Converts a AtomStructure to a .cif filestring.

Parameters

structure (AtomStructure) – the structure to convert.

Return type

str

atomium.mmcif.update_crystallography_dict(mmcif_dict, data_dict)[source]

Takes a data dictionary and updates its crystallography sub-sub-dictionary with information from a .mmcif dictionary.

Parameters
  • mmcif_dict (dict) – the .mmcif dictionary to read.

  • data_dict (dict) – the data dictionary to update.

atomium.mmcif.update_description_dict(mmcif_dict, data_dict)[source]

Takes a data dictionary and updates its description sub-dictionary with information from a .mmcif dictionary.

Parameters
  • mmcif_dict (dict) – the .mmcif dictionary to read.

  • data_dict (dict) – the data dictionary to update.

atomium.mmcif.update_experiment_dict(mmcif_dict, data_dict)[source]

Takes a data dictionary and updates its experiment sub-dictionary with information from a .mmcif dictionary.

Parameters
  • mmcif_dict (dict) – the .mmcif dictionary to read.

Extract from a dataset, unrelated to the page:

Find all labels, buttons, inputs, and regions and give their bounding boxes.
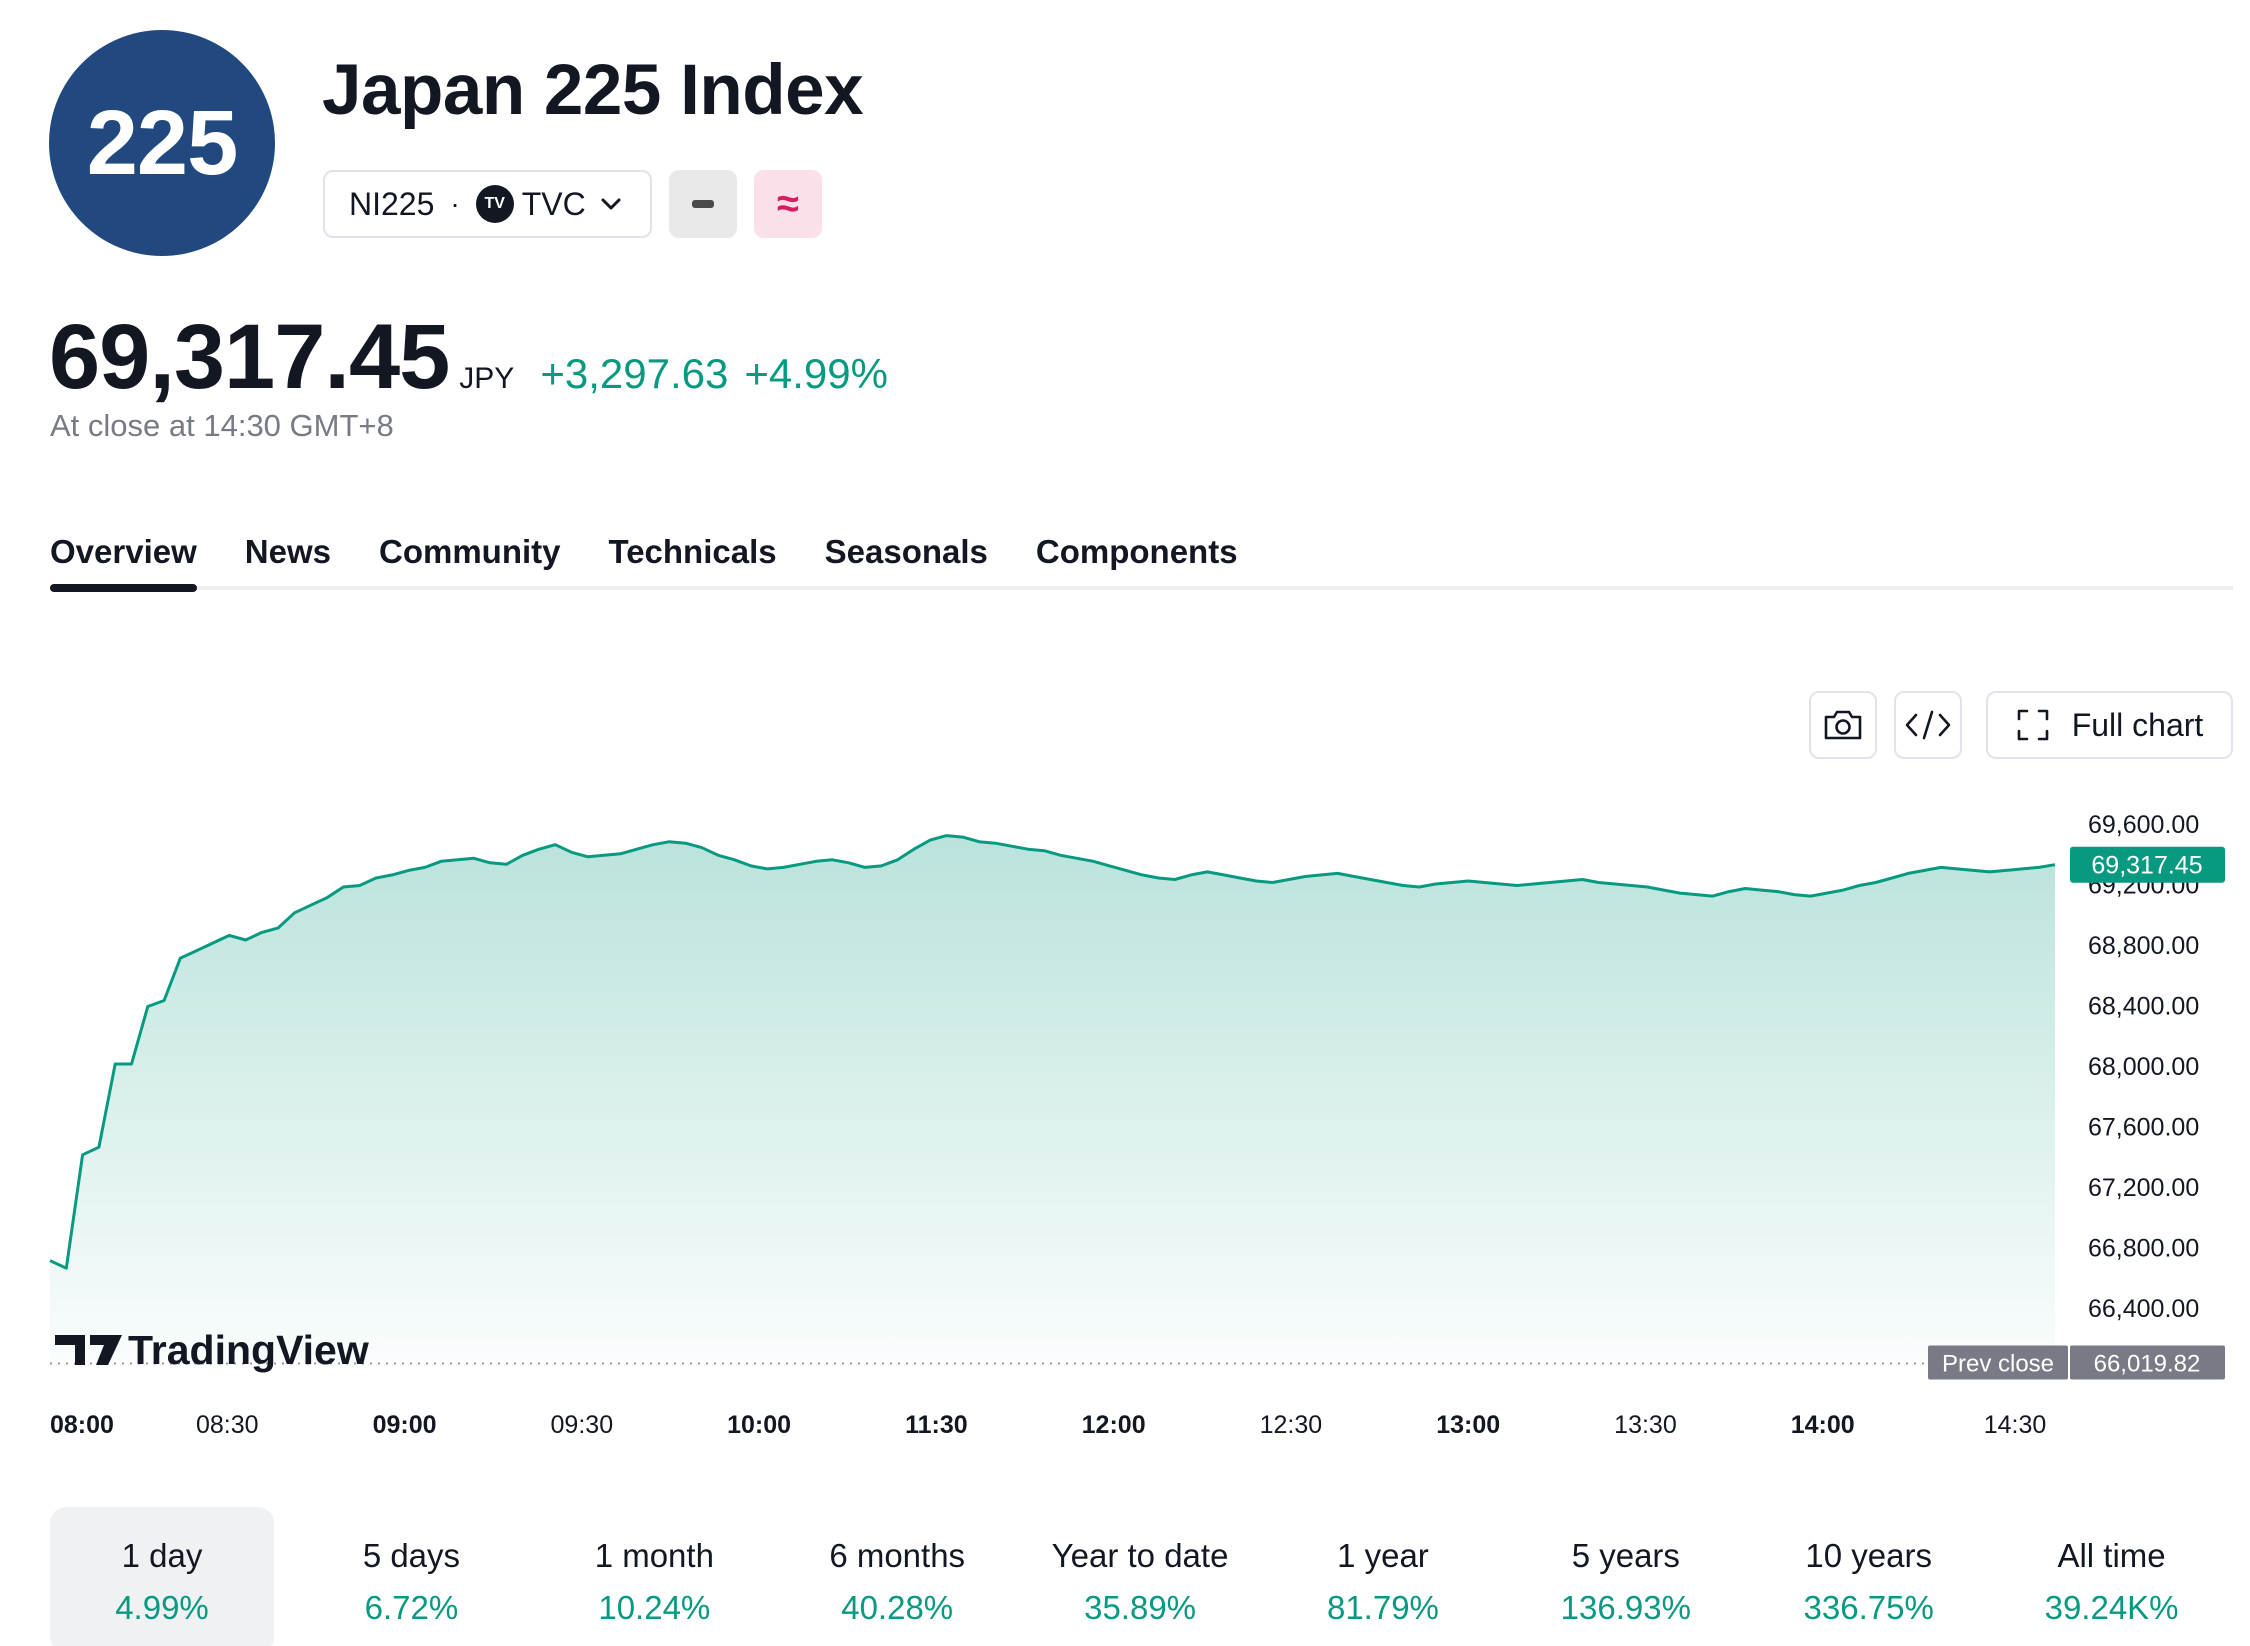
period-1-year[interactable]: 1 year 81.79%	[1262, 1507, 1505, 1646]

  • data_dict (dict) – the data dictionary to update.

atomium.mmcif.update_geometry_dict(mmcif_dict, data_dict)[source]

Takes a data dictionary and updates its geometry sub-dictionary with information from a .mmcif dictionary.

Parameters
  • mmcif_dict (dict) – the .mmcif dictionary to read.

  • data_dict (dict) – the data dictionary to update.

atomium.mmcif.update_lines_with_entities(lines, entities)[source]

Updates a list of .cif lines with relevant information about entities.

Parameters
  • lines (list) – the list of lines to update.

  • entities (list) – the entities to pack.

atomium.mmcif.update_lines_with_structures(lines, chains, ligands, waters, entities)[source]

Updates a list of .cif lines with relevant information about structures.

Parameters
  • lines (list) – the list of lines to update.

  • chains (set) – the chains.

  • ligands (set) – the ligands.

  • waters (set) – the waters.

  • entities (list) – the entities to pack.

atomium.mmcif.update_models_list(mmcif_dict, data_dict)[source]

Takes a data dictionary and updates its models list with information from a .mmcif dictionary.

Parameters
  • mmcif_dict (dict) – the .mmcif dictionary to read.

  • data_dict (dict) – the data dictionary to update.

atomium.mmcif.update_quality_dict(mmcif_dict, data_dict)[source]

Takes a data dictionary and updates its quality sub-dictionary with information from a .mmcif dictionary.

Parameters
  • mmcif_dict (dict) – the .mmcif dictionary to read.

  • data_dict (dict) – the data dictionary to update.